Sunday, September 23, 2018

"How it works" series: Midodrine

Midodrine is a peripherally-acting selective alpha1 receptor agonist.  Let's take that sentence apart to see what we should expect from this medication.  Being an alpha1 agonist, this means that it binds to the alpha1 receptor and activates it, causing it to perform the function that it would usually perform if its endogenous catecholamine (ie. norepinephrine) were to bind to it. 
Unlike norepinephrine, midodrine does not cause any direct cardiac effects because it has selectivity for the alpha1 receptor.  It is also different from norepinephrine in that it does not cross the blood-brain barrier (peripherally-acting) and therefore does not have any CNS effects.

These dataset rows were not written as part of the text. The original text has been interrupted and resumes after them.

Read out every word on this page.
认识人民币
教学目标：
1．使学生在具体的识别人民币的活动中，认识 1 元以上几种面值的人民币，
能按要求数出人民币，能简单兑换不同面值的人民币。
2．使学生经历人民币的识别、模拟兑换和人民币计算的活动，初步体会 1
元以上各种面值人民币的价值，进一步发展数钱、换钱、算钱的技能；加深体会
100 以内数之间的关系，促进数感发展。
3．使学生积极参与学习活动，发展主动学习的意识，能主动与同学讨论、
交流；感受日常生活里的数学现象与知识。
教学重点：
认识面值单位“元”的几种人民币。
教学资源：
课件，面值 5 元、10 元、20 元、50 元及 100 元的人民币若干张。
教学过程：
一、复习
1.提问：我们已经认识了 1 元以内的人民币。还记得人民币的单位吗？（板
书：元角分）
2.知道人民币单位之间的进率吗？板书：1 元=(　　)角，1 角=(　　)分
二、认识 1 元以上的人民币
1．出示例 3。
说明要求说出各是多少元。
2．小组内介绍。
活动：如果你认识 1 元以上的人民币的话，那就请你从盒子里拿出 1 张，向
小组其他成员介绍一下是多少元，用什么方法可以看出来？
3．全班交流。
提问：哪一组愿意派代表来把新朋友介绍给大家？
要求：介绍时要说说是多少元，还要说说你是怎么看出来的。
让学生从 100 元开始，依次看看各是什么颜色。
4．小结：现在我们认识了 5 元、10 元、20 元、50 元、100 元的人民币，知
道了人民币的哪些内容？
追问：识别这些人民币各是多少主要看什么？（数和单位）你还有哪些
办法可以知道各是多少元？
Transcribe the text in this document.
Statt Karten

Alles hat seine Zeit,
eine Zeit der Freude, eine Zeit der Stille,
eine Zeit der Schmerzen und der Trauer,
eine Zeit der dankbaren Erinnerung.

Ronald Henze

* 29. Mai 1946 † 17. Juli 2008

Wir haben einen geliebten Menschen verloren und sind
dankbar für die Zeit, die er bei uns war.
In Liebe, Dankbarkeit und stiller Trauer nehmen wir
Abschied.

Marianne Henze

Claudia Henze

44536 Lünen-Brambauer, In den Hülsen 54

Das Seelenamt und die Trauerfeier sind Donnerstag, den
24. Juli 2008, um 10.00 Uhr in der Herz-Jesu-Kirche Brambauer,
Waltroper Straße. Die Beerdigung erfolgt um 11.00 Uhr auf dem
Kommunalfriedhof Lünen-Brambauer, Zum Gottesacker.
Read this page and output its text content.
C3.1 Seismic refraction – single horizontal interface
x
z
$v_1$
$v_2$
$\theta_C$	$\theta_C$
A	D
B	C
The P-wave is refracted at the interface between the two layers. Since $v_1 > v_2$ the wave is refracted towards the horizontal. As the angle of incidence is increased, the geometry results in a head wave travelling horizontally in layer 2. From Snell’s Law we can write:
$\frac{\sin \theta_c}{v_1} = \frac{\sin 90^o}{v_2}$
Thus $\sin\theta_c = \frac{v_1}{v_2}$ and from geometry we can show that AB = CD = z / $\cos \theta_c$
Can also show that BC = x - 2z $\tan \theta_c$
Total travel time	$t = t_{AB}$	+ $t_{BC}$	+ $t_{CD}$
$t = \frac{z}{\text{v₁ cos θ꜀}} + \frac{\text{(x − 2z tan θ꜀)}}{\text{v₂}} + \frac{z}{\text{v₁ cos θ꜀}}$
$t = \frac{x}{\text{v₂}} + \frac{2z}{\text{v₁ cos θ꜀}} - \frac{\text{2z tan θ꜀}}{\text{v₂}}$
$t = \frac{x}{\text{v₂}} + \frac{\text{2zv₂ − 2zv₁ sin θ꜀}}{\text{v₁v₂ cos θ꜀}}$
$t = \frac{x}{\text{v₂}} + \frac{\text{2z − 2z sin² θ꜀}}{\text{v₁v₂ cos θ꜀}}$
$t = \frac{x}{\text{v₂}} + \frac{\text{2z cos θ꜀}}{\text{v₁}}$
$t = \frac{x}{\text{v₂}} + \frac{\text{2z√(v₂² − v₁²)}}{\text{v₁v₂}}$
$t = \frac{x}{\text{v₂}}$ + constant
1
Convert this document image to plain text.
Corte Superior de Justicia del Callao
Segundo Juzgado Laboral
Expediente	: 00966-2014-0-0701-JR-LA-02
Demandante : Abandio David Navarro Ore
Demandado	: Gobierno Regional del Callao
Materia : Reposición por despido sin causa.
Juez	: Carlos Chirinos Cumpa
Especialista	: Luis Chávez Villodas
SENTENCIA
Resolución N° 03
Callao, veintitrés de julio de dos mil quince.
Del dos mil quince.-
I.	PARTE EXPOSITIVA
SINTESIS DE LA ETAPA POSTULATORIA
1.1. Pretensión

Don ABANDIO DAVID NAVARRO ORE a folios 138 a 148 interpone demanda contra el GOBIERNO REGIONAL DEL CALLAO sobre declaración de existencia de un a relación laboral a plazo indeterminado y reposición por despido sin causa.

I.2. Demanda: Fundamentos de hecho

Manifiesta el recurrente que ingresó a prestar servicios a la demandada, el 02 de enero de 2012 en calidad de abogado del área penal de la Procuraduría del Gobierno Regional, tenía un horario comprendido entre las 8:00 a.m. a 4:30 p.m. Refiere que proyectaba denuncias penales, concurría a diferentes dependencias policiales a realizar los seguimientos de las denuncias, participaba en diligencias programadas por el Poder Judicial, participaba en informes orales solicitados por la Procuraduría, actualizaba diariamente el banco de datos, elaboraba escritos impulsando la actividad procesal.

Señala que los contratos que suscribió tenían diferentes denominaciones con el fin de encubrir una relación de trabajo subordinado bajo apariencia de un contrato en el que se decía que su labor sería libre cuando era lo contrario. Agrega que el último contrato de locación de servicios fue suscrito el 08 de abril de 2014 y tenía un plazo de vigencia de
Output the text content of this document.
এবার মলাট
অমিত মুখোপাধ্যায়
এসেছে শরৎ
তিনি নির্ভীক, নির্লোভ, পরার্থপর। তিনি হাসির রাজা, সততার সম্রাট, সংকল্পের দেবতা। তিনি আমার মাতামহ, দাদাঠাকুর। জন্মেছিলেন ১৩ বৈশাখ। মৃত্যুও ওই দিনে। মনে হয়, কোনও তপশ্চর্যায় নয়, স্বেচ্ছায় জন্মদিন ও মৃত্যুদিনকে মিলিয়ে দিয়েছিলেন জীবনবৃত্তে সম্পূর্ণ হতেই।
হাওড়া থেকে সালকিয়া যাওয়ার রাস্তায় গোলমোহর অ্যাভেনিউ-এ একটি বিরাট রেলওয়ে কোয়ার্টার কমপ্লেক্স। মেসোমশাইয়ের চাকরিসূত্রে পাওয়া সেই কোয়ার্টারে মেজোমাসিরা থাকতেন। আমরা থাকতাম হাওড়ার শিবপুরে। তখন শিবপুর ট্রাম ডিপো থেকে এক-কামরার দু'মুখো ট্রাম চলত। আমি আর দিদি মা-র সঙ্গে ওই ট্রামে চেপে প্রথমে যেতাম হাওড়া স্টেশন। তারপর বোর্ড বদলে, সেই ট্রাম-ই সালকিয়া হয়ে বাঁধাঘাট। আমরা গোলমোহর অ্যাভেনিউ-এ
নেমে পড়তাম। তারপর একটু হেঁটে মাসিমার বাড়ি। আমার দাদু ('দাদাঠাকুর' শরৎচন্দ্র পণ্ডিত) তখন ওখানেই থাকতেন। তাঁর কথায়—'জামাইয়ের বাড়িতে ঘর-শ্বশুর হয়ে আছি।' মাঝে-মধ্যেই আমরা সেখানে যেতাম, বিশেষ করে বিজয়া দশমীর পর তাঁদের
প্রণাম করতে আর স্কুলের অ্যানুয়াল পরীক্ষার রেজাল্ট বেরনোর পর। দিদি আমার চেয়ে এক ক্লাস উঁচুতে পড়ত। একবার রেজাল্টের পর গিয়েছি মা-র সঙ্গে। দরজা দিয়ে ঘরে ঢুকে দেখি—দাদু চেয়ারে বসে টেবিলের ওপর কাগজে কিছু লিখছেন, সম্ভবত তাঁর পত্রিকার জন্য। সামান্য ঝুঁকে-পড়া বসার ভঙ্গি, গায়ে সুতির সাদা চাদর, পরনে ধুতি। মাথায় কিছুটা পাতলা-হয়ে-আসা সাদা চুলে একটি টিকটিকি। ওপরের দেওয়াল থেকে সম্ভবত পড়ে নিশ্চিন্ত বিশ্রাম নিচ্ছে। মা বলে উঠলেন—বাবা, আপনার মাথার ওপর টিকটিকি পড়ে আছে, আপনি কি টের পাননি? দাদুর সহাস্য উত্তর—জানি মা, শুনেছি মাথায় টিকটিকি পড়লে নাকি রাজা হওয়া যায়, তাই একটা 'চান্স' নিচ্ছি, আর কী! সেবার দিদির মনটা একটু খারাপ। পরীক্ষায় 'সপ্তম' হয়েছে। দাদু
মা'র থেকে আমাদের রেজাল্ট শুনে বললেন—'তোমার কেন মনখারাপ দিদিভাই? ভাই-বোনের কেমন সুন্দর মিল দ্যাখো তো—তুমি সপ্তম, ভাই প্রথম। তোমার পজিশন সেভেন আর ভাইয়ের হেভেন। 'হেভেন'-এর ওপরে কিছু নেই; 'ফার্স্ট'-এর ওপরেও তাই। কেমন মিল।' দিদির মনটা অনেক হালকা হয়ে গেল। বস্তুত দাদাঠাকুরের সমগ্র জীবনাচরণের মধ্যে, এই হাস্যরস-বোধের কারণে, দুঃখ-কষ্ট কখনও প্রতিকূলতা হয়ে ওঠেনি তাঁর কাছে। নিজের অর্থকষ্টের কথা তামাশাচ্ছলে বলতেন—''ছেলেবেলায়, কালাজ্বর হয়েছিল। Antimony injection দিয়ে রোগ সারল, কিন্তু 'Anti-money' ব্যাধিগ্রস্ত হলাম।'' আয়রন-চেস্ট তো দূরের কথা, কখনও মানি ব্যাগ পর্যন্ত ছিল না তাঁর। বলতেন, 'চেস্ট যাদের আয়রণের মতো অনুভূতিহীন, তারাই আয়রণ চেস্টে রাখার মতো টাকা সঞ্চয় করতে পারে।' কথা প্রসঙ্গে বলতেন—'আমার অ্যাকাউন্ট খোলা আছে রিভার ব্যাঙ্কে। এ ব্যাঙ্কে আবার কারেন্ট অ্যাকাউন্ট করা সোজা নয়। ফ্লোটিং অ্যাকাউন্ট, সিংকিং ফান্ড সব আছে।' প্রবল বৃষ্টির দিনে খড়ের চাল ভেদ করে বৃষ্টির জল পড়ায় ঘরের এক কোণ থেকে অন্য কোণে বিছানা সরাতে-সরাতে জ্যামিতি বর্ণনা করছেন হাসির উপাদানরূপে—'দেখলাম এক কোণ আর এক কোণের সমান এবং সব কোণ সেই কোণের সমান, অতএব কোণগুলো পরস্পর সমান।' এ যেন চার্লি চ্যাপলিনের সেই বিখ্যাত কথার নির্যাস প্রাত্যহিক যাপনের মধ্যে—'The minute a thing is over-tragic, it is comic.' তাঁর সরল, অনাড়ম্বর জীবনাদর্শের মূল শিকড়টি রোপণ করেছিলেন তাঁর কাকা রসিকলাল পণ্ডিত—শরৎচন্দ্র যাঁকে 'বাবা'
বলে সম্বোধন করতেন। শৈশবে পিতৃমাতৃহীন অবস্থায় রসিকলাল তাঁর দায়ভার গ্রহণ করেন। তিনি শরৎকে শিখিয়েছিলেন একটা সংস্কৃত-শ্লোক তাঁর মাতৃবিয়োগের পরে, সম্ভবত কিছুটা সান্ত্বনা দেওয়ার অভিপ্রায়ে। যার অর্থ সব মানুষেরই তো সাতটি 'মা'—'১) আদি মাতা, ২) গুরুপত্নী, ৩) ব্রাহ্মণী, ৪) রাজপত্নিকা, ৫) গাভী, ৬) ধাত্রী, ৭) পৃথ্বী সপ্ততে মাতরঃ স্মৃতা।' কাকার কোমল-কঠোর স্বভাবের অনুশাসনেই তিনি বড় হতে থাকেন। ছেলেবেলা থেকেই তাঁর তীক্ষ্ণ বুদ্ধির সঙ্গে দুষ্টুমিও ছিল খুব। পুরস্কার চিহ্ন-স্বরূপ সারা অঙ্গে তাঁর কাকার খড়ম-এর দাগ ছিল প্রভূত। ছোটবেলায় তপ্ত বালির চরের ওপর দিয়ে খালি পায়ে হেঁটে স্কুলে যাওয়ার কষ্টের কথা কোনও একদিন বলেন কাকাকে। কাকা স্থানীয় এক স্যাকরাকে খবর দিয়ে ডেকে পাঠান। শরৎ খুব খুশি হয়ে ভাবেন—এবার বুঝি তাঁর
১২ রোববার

The alpha1 receptor is a G protein coupled receptor.  If you look in the above image, you will see that activating this causes a chain of events (activates phospholipase C → release of IP3 and DAG  release of calcium stores) that increases calcium in the cytoplasm of the cell.  The effect of this varies by what organ system we're talking about.  All clinical indications for midodrine have to do with the cardiovascular system.  In the vascular beds, midodrine causes vasoconstriction of both the arterial and venous vasculature.  This respectively means more arterial resistance and less venous capacitance (because less venous blood pooling = more venous return).  In a healthy person, suddenly increasing vascular tone will result in a baroreceptor-mediated increase in vagal tone (ie. slowing of the heart rate (up to 20%)).  This means that if a person has impaired baroreceptor function, they will not have the compensatory drop in heart rate and will have an exaggerated increase in blood pressure. We can use this to our advantage in patients with autonomic dysfunction who need blood pressure support.  Examples of these patients include those with diabetes, multiple system atrophy, and end stage renal disease during dialysis.

Other notable features

  • Rapidly and completely absorbed in the GI tract
  • Excretion of midodrine and its active metabolites is primarily renal
    • In normal renal function, the half-life of active metabolite is 3 hours
  • Some studies show orthostatic symptoms improve even at doses lower than those that raise standing blood pressure
  • Systolic blood pressure shown to increase up to 43 mm Hg with 20 mg dose
  • Generally dosed three times a day
  • Most common side effects
    • Pilomotor reaction (like goose bumps)
    • Scalp pruritus or tingling
    • Urinary urgency
    • Headache
    • Supine hypertension (8%)

Cruz DN. Midodrine: a selective alpha-adrenergic agonist for orthostatic hypotension and dialysis hypotension. Exp Opin Pharmacother  2000;1(4):835-840.
Katzung chapter 9
Biaggioni I, Robertson D.  Adrenoceptor agonists and sympathomimetic drugs.  In: Basic and Clinical Pharmacology, 11th edition. Katzung BG et al. 2009

image adapted from Veronicago7


  1. i have a question, what is the palce of therapy of midodrine in intensive care units for patients receiving vasopressors?